Ganz ohne Kraftaufwand und sonstige extreme Einwirkungen auf den Werkstoff kommt das Verfahren aus, das Forscher und Unternehmen aus dem Saarland und der französischen Grenzregion in der „Initiative Precise“ weiterentwickeln und optimieren. „Das elektrochemische Abtragen macht es möglich, maßgefertigte Metall-Bauteile in hoher Stückzahl günstig herzustellen. Das Besondere dabei ist, dass ihre Form dabei ganz frei gestaltet werden kann“, sagt Fertigungstechniker Bähre, der das deutsch-französische Projekt koordiniert. Selbst komplizierteste Geometrien können in härtestem Metall umgesetzt werden. Das neue Verfahren ist einfach, kostengünstig und hochpräzise.

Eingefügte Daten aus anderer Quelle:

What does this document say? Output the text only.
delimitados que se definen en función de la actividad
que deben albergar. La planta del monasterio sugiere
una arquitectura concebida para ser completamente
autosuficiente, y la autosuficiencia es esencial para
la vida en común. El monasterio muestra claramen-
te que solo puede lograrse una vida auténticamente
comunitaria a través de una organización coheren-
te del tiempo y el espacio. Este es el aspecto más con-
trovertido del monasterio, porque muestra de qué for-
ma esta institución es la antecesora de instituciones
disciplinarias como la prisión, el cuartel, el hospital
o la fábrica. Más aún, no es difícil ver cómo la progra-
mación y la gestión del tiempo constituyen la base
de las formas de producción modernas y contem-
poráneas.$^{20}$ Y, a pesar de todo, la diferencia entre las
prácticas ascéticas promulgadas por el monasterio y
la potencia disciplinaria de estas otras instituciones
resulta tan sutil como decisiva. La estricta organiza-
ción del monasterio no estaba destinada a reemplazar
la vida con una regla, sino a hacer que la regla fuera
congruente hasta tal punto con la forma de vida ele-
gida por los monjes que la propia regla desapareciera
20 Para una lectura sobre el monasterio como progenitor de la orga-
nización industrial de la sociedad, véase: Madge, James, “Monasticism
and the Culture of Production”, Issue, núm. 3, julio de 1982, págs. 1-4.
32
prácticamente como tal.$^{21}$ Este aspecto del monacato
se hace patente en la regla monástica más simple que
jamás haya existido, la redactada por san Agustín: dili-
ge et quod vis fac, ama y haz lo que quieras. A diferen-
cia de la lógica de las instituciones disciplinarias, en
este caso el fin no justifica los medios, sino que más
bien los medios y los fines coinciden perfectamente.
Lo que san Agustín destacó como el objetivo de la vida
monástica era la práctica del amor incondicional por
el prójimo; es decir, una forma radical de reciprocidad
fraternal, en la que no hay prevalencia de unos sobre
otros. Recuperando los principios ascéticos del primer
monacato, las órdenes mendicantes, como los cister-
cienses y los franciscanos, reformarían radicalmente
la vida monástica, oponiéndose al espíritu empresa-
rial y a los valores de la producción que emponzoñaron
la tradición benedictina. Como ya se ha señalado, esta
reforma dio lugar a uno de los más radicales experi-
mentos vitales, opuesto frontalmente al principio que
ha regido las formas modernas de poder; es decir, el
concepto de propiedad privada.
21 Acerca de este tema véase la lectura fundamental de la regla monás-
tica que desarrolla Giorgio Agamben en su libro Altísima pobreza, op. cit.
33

Die Werkstoffe, die die Forscher in Form bringen, sind zum Beispiel Titan, Gusseisen, Hartmetalle, Nickel oder hochfeste Stahllegierungen. Am Beginn des Prozesses steht die gewünschte Form: „Von ihr wird mit Hilfe der so genannten Photolithographie ein Negativ erstellt“, sagt Diplom-Ingenieur Martin Swat, Mitarbeiter von Prof. Bähre. Durch Belichtung wird dabei die Struktur einer Vorlage Schicht für Schicht ohne Nähte oder Rillen in Fotolack übertragen. „In mehreren Arbeitsschritten wird eine dreidimensionale Vorlage erstellt, die metallisch beschichtet wird und als Werkzeug für das folgende elektrochemische Abtragen dient“, erläutert Martin Swat.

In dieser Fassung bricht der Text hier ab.